Gespielt und gesungen wird exzellent. Nikolas Heiber gibt den Titelhelden glaubwürdig erst als schlichten, schüchternen Underdog, dann als Mann mit echtem Kämpferherzen, und Lucy Scherer entwickelt sich von einem prüde-verdrucksten Mauerblümchen zu einer starken, mit Leib und Seele liebenden Frau. Der Wandel vom einen in den anderen Aggregatzustand findet in einem Eislaufstadion statt: eine Traum-Szene fast, wunderschön choreografiert und gerade deshalb wirkungsvoll, weil ironische Brechungen hier alle Kitschgefahr aushebeln.

Finale im Ring mit Slow Motion

Die packendste Choreografie indes stammt von Stephen Hoggett und findet erst in der Schlussszene statt: Da prügeln sich Rocky und sein prominenter Gegner Apollo Creed (Gino Emnes) auf perfekt durchgestylte und rhythmisch exzellent mit dem Orchester koordinierte Weise so lange, bis der blutende Nikolas Heiber seinem Filmvorgänger Sylvester Stallone zum Verwechseln ähnlich sieht.

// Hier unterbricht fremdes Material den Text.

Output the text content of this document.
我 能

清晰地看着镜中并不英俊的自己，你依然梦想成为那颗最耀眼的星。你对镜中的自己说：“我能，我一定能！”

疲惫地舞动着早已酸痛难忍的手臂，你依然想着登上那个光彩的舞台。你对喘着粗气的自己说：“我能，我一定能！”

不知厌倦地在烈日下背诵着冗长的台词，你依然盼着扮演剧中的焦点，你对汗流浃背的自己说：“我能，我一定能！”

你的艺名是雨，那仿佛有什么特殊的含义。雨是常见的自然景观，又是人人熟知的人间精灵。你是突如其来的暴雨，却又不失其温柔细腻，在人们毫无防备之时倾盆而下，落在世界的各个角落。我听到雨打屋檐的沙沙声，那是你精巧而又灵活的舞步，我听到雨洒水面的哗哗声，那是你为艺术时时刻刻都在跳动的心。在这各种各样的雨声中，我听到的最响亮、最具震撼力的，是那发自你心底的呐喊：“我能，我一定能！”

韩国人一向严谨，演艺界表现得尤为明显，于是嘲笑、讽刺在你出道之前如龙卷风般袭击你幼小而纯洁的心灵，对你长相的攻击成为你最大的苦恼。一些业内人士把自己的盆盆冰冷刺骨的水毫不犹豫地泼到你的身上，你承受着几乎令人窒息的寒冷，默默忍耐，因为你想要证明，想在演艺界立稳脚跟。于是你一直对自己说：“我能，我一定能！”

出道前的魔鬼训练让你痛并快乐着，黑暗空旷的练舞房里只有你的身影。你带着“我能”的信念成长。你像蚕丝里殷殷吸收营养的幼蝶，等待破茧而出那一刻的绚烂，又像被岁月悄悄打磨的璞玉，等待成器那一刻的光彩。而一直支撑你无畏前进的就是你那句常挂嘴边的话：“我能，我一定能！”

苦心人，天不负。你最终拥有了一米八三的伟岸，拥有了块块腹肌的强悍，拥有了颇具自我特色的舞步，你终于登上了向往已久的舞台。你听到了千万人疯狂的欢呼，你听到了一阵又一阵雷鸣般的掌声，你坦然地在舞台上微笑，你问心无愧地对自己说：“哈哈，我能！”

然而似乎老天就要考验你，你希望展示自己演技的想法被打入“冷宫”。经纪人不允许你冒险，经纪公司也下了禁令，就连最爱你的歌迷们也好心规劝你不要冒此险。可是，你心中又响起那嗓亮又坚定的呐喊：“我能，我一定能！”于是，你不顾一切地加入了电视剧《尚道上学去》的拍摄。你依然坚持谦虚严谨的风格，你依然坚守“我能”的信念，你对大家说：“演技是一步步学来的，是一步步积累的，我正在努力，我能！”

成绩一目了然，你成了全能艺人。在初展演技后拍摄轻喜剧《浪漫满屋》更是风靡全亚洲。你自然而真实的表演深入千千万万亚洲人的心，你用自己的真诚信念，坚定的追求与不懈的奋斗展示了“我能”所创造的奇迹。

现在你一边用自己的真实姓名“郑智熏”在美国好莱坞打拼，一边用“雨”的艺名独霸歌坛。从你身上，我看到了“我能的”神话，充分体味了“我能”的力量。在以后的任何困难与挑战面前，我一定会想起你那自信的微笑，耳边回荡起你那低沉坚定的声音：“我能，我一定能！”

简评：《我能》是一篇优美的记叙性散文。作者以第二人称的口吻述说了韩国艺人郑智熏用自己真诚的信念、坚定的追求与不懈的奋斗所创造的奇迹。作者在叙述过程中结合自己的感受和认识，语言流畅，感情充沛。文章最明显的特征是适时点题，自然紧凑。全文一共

Virtuos verlangsamen die Kontrahenten zwischendurch ihre Bewegungen zur Slow Motion. Dennoch passiert etwas Denkwürdiges, das wohl auch mit der Wandlung der Bühne zu tun hat. Die Besucher der ersten sechs Parkettreihen wechseln auf die Tribüne, der Boxring schiebt sich ins Publikum hinein – und siehe da, schon erheben sich die Zuschauer, klatschen beim Einzug der Boxer, und plötzlich sehen sich Show und Leben, Kunst und Wirklichkeit zum Verwechseln ähnlich. Boxen ist nicht wie das Leben, es ist das Leben. Fehlt nur noch Ulli Wegner.